Le riflessioni che precedono riguardanti l’applicazione delle regole dell’equilibrio di bilancio e i loro effetti in materia sanitaria da parte del legislatore e della Corte costituzionale mostrano le involuzioni della forma di Stato sociale, per effetto di fattori endogeni ed esogeni all’ordinamento costituzionale. La presenza di un obbligo costituzionale stringente qual è quello del “pareggio di bilancio”, infatti, rappresenta un vincolo al governo dei conti pubblici secondo la prospettiva europea che impone al legislatore politiche restrittive e richiede al giudice delle leggi la censura di ogni intervento contrario a questo principio, anche se migliorativo per i cittadini. La primazia della stabilità della finanza pubblica introduce nella Carta un vero e proprio modello economico innovando profondamente l’impianto costituzionale. Per espressa scelta dei Costituenti, infatti, il paradigma economico era stato tenuto fuori dalla Costituzione, secondo un impianto che poneva insieme i diritti, i poteri e le scelte economiche in una visione unitaria e dialettica (secondo gli insegnamenti di Fraenkel) tesa a salvaguardare il valore supremo della dignità della persona e dell’eguaglianza sostanziale tra i cittadini (Luciani, 2013). La struttura costituzionale originaria, traduce la forma di Stato sociale scritta nella Costituzione e appare profondamente diversa – a tratti inconciliabile – con il modello europeo che è più rigido e orientato alla salvaguardia di un paradigma economico sancito, questa volta si, nei Trattati (Maestro Buelga, 2010; Giubboni, 2012). Nella prospettiva dell’Ue i diritti sociali, tra cui il diritto alla salute, rischiano di essere letti non più come fondamentali diritti di prestazione in chiave redistributiva ma come un valore economico di mercato da trattare alla luce del rispetto della concorrenza e del divieto di aiuti di Stato e l’introduzione del principio del pareggio di bilancio nelle Costituzioni è un baluardo di questo modello (F. Bilancia, 2014).
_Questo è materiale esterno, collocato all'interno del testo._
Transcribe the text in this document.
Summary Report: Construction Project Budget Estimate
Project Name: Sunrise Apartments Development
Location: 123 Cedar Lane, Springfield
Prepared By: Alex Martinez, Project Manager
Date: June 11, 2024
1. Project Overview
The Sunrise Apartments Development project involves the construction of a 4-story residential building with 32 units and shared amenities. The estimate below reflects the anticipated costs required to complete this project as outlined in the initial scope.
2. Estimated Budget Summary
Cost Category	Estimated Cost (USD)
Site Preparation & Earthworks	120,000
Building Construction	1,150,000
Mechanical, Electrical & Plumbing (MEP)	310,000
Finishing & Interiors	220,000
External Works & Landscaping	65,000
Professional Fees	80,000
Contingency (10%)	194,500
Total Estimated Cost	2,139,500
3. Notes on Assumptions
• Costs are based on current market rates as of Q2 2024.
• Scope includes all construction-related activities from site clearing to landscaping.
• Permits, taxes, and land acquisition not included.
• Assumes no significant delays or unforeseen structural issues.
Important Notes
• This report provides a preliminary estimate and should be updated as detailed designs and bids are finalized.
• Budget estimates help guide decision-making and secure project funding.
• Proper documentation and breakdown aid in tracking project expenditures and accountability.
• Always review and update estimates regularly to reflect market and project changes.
Ci si chiede quale possa essere la via di uscita per assicurare al contempo il rispetto dei principi costituzionali della finanza sana e del rigore nella tutela del diritto sociale alla salute, nel contesto del processo di integrazione europea. La sola prospettiva possibile è quella di considerare l’attuale momento storico come una fase di passaggio cruciale in cui ripensare le ragioni della convivenza all’interno dell’Ue, contrapponendo al tecnicismo governativo dell’Unione i principi delle tradizioni costituzionali tra i quali deve emergere la tutela dei diritti sociali fondamentali e la riduzione delle diseguaglianze, per recuperare un’identità europea basata su valori veramente condivisi (come segnalato anche da Rodano sul Menabò di Etica e Economia).